El bipartidismo se desploma tras la renovación de jueces; Yolanda Díaz repite como la líder mejor valorada

No ha habido sorpresas. La vicepresidenta segunda del Gobierno, Yolanda Díaz continúa liderando la lista de los políticos mejor valorados. La ministra de Trabajo repite como la líder más querida por los ciudadanos en el Barómetro electoral del Centro de Investigaciones Sociológicas (CIS) del mes de noviembre.

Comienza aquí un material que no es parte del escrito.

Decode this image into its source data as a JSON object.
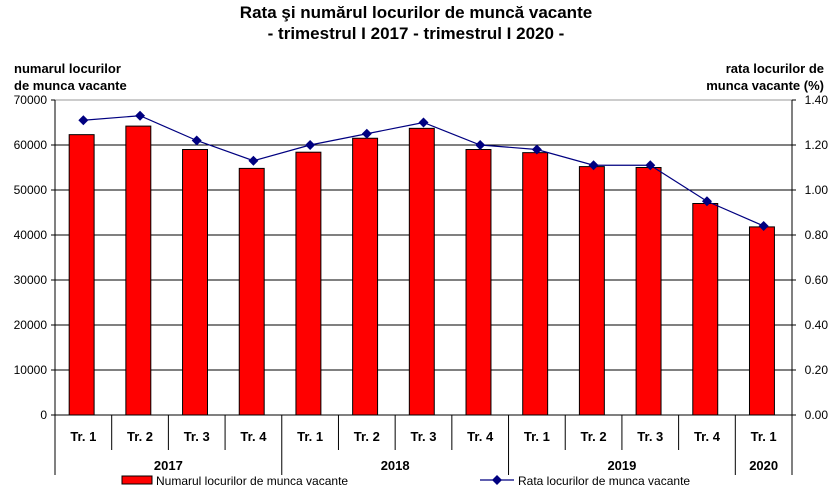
{
  "chart_data": {
    "type": "bar+line",
    "title": "Rata şi numărul locurilor de muncă vacante",
    "subtitle": "- trimestrul I 2017 - trimestrul I 2020 -",
    "ylabel_left": [
      "numarul locurilor",
      "de munca  vacante"
    ],
    "ylabel_right": [
      "rata locurilor de",
      "munca vacante (%)"
    ],
    "categories": [
      "Tr. 1",
      "Tr. 2",
      "Tr. 3",
      "Tr. 4",
      "Tr. 1",
      "Tr. 2",
      "Tr. 3",
      "Tr. 4",
      "Tr. 1",
      "Tr. 2",
      "Tr. 3",
      "Tr. 4",
      "Tr. 1"
    ],
    "years": [
      {
        "label": "2017",
        "span": 4
      },
      {
        "label": "2018",
        "span": 4
      },
      {
        "label": "2019",
        "span": 4
      },
      {
        "label": "2020",
        "span": 1
      }
    ],
    "ylim_left": [
      0,
      70000
    ],
    "yticks_left": [
      "0",
      "10000",
      "20000",
      "30000",
      "40000",
      "50000",
      "60000",
      "70000"
    ],
    "ylim_right": [
      0,
      1.4
    ],
    "yticks_right": [
      "0.00",
      "0.20",
      "0.40",
      "0.60",
      "0.80",
      "1.00",
      "1.20",
      "1.40"
    ],
    "series": [
      {
        "name": "Numarul locurilor de munca vacante",
        "type": "bar",
        "color": "#ff0000",
        "values": [
          62300,
          64200,
          59000,
          54800,
          58400,
          61500,
          63700,
          59000,
          58300,
          55200,
          55000,
          47000,
          41800
        ]
      },
      {
        "name": "Rata locurilor de munca vacante",
        "type": "line",
        "color": "#000080",
        "values": [
          1.31,
          1.33,
          1.22,
          1.13,
          1.2,
          1.25,
          1.3,
          1.2,
          1.18,
          1.11,
          1.11,
          0.95,
          0.84
        ]
      }
    ],
    "grid": true,
    "legend": "bottom"
  }
}
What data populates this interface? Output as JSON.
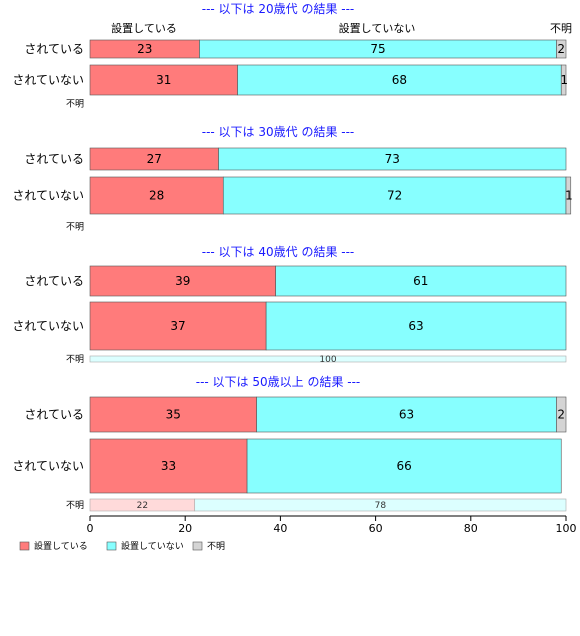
{
  "chart_data": {
    "type": "bar",
    "orientation": "horizontal",
    "stacked": true,
    "series": [
      {
        "name": "設置している",
        "color": "#ff7b7b",
        "faded_color": "#ffdada"
      },
      {
        "name": "設置していない",
        "color": "#87ffff",
        "faded_color": "#dcffff"
      },
      {
        "name": "不明",
        "color": "#d4d4d4",
        "faded_color": "#eeeeee"
      }
    ],
    "column_headers": [
      "設置している",
      "設置していない",
      "不明"
    ],
    "panels": [
      {
        "title": "--- 以下は 20歳代 の結果 ---",
        "rows": [
          {
            "label": "されている",
            "values": [
              23,
              75,
              2
            ],
            "labels": [
              "23",
              "75",
              "2"
            ],
            "minor": false
          },
          {
            "label": "されていない",
            "values": [
              31,
              68,
              1
            ],
            "labels": [
              "31",
              "68",
              "1"
            ],
            "minor": false
          },
          {
            "label": "不明",
            "values": [],
            "labels": [],
            "minor": true
          }
        ]
      },
      {
        "title": "--- 以下は 30歳代 の結果 ---",
        "rows": [
          {
            "label": "されている",
            "values": [
              27,
              73,
              0
            ],
            "labels": [
              "27",
              "73",
              ""
            ],
            "minor": false
          },
          {
            "label": "されていない",
            "values": [
              28,
              72,
              1
            ],
            "labels": [
              "28",
              "72",
              "1"
            ],
            "minor": false
          },
          {
            "label": "不明",
            "values": [],
            "labels": [],
            "minor": true
          }
        ]
      },
      {
        "title": "--- 以下は 40歳代 の結果 ---",
        "rows": [
          {
            "label": "されている",
            "values": [
              39,
              61,
              0
            ],
            "labels": [
              "39",
              "61",
              ""
            ],
            "minor": false
          },
          {
            "label": "されていない",
            "values": [
              37,
              63,
              0
            ],
            "labels": [
              "37",
              "63",
              ""
            ],
            "minor": false
          },
          {
            "label": "不明",
            "values": [
              0,
              100,
              0
            ],
            "labels": [
              "",
              "100",
              ""
            ],
            "minor": true
          }
        ]
      },
      {
        "title": "--- 以下は 50歳以上 の結果 ---",
        "rows": [
          {
            "label": "されている",
            "values": [
              35,
              63,
              2
            ],
            "labels": [
              "35",
              "63",
              "2"
            ],
            "minor": false
          },
          {
            "label": "されていない",
            "values": [
              33,
              66,
              0
            ],
            "labels": [
              "33",
              "66",
              ""
            ],
            "minor": false
          },
          {
            "label": "不明",
            "values": [
              22,
              78,
              0
            ],
            "labels": [
              "22",
              "78",
              ""
            ],
            "minor": true
          }
        ]
      }
    ],
    "xlim": [
      0,
      100
    ],
    "xticks": [
      0,
      20,
      40,
      60,
      80,
      100
    ],
    "legend": {
      "placement": "bottom-left",
      "entries": [
        "設置している",
        "設置していない",
        "不明"
      ]
    },
    "grid": false
  }
}
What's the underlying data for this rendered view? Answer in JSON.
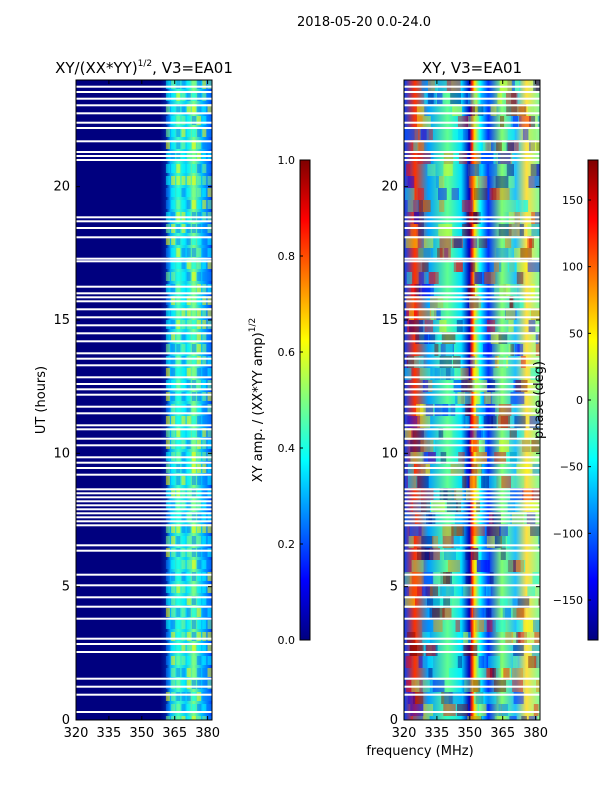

No obstante, y como viene siendo habitual, ninguno de los líderes políticos ha conseguido llegar al aprobado, es decir, a un mínimo de cinco puntos. Díaz es la preferida de los españoles con un 4,76, seguida de cerca por el propio presidente del Gobierno, Pedro Sánchez, que obtiene un 4,45.

En tercer lugar se sitúa el portavoz de Más País, Íñigo Errejón, con un 4,13. El siguiente puesto le pertenece a Inés Arrimadas (3,61), que supera al jefe de la oposición y presidente del Partido Popular, Pablo Casado (3,41). El dirigente de Vox, Santiago Abascal, también repite en la cola de la lista, con una puntuación de 2,79.


Sánchez, el favorito para gobernar

En la otra cara de la moneda, el CIS vuelve a preguntar a los ciudadanos quién prefiere como presidente del Gobierno. Este ranking es liderado por el actual líder del Ejecutivo, Pedro Sánchez, mientras que Díaz ocupa la segunda plaza. Eso sí, mejorando su porcentaje por encima de Pablo Casado, quien sufre una caída.

El 21,1% avala a Sánchez (frente al 19,8% en octubre), el 15,8% prefiere a Yolanda Díaz (que sube desde el 14,8%) y un 10,7% prefiere a Casado, cuando en la anterior encuesta tenía un apoyo del 12,6%

El CIS de noviembre sube a Podemos casi dos puntos tras las batallas de Yolanda Díaz con Pedro Sánchez en temas como la reforma laboral y las pensiones, y baja las expectativas de PSOE y PP, que caen tras alcanzar un acuerdo para la renovación de los órganos constitucionales.

Los morados, que habían visto descender su popularidad en los últimos meses, ganaron 1,8 puntos y subieron del 11,8% al 13,6% en intención de voto durante las semanas en las que la vicepresidenta segunda fijó su perfil en el ala socialista del Gobierno y esbozó el lanzamiento de su «frente amplio» para aglutinar fuerzas a la izquierda del PSOE.